There has been a recent spat on the intertubes between some people associated with the Ludwig von Mises Institute and some people associated with George Mason. In this matchup the Mises Institute people are supposed to be the boorish rubes and the George Mason people are supposed to be the serious academics.
In some ways, the stereotype makes sense. All Austrians are fairly political, but the Mises Institute people take it to a whole new level. Sometimes it's that they mix their ideology/political philosophy thinking in with their economics - and they take both seriously. Sometimes it's because they're not very serious and they just take breaks from their Ron Paul boosting and statist (i.e. - non anarcho-capitalist) bashing to talk about economics. There's a range in Auburn just like there is anywhere.

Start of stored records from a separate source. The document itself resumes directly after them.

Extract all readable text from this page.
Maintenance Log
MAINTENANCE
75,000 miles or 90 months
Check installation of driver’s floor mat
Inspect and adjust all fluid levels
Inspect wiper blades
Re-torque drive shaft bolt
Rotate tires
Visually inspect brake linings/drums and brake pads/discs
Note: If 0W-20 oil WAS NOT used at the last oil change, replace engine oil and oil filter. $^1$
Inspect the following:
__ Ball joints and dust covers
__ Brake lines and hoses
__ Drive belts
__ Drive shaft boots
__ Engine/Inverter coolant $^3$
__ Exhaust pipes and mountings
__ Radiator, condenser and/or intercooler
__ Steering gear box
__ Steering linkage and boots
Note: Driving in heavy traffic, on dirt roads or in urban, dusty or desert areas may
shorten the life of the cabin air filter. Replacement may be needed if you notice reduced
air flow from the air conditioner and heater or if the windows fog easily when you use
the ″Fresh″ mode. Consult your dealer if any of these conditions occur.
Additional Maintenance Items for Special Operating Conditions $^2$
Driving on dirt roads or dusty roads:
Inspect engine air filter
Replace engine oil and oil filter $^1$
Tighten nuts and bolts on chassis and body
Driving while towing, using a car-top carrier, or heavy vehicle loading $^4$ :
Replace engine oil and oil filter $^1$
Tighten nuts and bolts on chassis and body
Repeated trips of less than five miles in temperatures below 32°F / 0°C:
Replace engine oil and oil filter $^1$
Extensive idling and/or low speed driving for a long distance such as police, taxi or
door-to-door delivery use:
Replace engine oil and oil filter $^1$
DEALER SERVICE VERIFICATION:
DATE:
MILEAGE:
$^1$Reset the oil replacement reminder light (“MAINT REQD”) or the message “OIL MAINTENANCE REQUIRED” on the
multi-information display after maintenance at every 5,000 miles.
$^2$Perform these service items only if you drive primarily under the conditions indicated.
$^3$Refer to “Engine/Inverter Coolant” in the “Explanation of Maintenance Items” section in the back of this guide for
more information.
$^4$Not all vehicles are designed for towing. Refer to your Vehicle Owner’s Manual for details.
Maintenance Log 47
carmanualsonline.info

But what I think there George Mason crowd misses in many cases is that as far as scholarly engagement goes, for the most part they aren't especially distinguishable from Auburn. The biggest distinction is on the ideology front.
Painting in broad strokes, of course there are more firebreathers in terms of their actual ideas in Auburn, but the Auburn crowd has been nicer to me personally than the George Mason crowd.
If you look at their treatment of non-Austrians (particularly Keynesians), the George Mason crowd seems equally dismissive to me. They make idiotic or rude comments about Krugman or DeLong with equal frequency as far as I can tell that doesn't speak well to their commitment to "civil intellectual engagement". The public choice facets of the George Mason camp if anything make them more likely to attribute disagreement to bad faith or impure motives on the other side. And that gets old really fast.
As far as basic facts they seem to botch other ideas with equal frequency.
I'm reading
Living Economics right now by Peter Boettke to review for Free Liberal, and while he has some great intellectual history in there he also has the EXACT same claims that we see all the time from internet Austrians.
You cannot convince me that Walter Block or Robert Wenzel are any
more less civil than a handful of GMUers (the usual suspects... I'm not going to name names, because UNLIKE Block and Wenzel some of these guys will actually throw a hissy fit if I name them). And of course there are gems too. Pete Boettke (the GMU axis) and Bob Murphy (the Mises Institute axis) are both guys I disagree with a lot but perfectly civil.
So as much as I like to see them beat each other up, there seems to be a huge presumption by a lot of people that it's just obvious that we should be more dismissive of the Mises Institute people than the GMU people. It seems to me that a lot of GMUers who might not realize it should hear from an outsider that the distinction is not as strong as they seem to think. And they should probably be more critical of their own bad actors.